Antibiotics for people, not animals
So far this year, more than 300 people have gotten sick from bacteria called Salmonella heidelberg. Almost three-quarters of them live in California.
The Centers for Disease Control and Prevention reported that chicken produced in three Central California processing facilities is the “likely source of this outbreak” and that the bacteria are “resistant to several commonly prescribed antibiotics.”
The CDC estimates that for every reported salmonella infection, there are about 29 more unreported cases, bringing the potential toll to more than 9,000 victims. About 42% of the patients who reported their illness have been hospitalized, an uncommonly high rate that indicates this bug is more virulent than usual. According to the CDC, drug resistance “may be associated with an increased risk of hospitalization or possible treatment failure in infected individuals.”
Yet on a food industry website, an associate professor of food policy at Iowa State University downplayed the risks. “The occurrence of some resistance is not concerning,” he said, “as virtually every bacteria is resistant to some type of antibiotic.”
Resistance may be ubiquitous, but it hasn’t always been this way. It’s a new normal that industrial farming practices helped create. In fact, the CDC, the Food and Drug Administration and the World Health Organization, among others, consider widespread antibiotic resistance a cause for grave concern.
Forty years of scientific investigation demonstrate that using antibiotics to make food animals grow faster, and to compensate for the overcrowded conditions in which they are raised, breeds drug-resistant bacteria that can infect and hospitalize people.
In fact, some of the outbreak strains of this salmonella resist treatment with several antibiotics used both in poultry production and human medicine. According to the FDA, drug makers sold about 30 million pounds of antibiotics in 2011 for use in chickens and other food animals.
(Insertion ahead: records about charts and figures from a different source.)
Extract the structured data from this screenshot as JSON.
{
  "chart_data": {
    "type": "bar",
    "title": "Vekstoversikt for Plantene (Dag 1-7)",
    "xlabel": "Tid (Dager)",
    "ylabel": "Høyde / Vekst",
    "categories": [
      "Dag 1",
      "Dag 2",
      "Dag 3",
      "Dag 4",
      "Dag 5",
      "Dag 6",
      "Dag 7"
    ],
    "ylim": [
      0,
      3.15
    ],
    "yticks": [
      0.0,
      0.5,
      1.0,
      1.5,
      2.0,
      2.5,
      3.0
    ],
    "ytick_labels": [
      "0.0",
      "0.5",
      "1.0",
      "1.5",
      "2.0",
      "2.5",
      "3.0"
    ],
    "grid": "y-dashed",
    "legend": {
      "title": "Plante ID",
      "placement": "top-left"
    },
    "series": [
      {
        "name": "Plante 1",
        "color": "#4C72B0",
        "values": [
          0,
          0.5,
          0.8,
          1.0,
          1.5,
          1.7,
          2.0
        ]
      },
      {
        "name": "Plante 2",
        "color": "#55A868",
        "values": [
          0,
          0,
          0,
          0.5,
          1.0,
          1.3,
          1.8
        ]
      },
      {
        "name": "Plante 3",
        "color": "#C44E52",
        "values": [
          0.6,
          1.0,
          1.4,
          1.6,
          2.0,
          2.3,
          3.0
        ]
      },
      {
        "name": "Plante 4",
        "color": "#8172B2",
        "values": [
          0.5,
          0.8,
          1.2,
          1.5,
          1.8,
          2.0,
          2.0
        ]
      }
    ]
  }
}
This was a record high and nearly four times the amount sold to treat sick people.
Fortunately, we have it in our power to slow the emergence of drug-resistant bacteria.
President Obama committed during the 2012 presidential campaign to “limit antibiotic use for livestock [to] … help ensure that antibiotics are used only [to] … address diseases and health problems, and not for enhancing growth and other production purposes.” The FDA is planning to ask drug companies to stop marketing antibiotics for growth promotion. The policy is now at the Office of Management and Budget, one step from being finalized. It is a good start, but it ultimately falls short of Obama’s promise.
Congress can fulfill it by passing the Preservation of Antibiotics for Medical Treatment Act and its Senate counterpart, the Preventing Antibiotic Resistance Act. These landmark bills would eliminate the use of antibiotics for all production practices, not only to promote growth but also to compensate for conditions that foster disease. Importantly, the legislation would still allow sick animals to be treated with antibiotics.
Meanwhile, many consumers are taking matters into their own hands and buying meat raised without antibiotics. Parents are urging their children’s school systems to do the same; Chicago and Jefferson County, Colo., are early leaders. A growing number of hospitals, including UC San Francisco’s Medical Center and Burlington, Vt.’s Fletcher Allen Health Care are serving meat from animals given antibiotics only to treat illness.
Antibiotics are modern medical miracles that rendered lethal infections minor nuisances. But that 20th century success story is turning into a 21st century parable about shortsightedness and denial. The president and Congress have more than enough scientific justification to curb antibiotic overuse in food animal production. It is time for them to act.
Gail Hansen is a doctor of veterinary medicine and senior officer with the Pew Charitable Trusts’ campaign to reduce antibiotic overuse on industrial farms.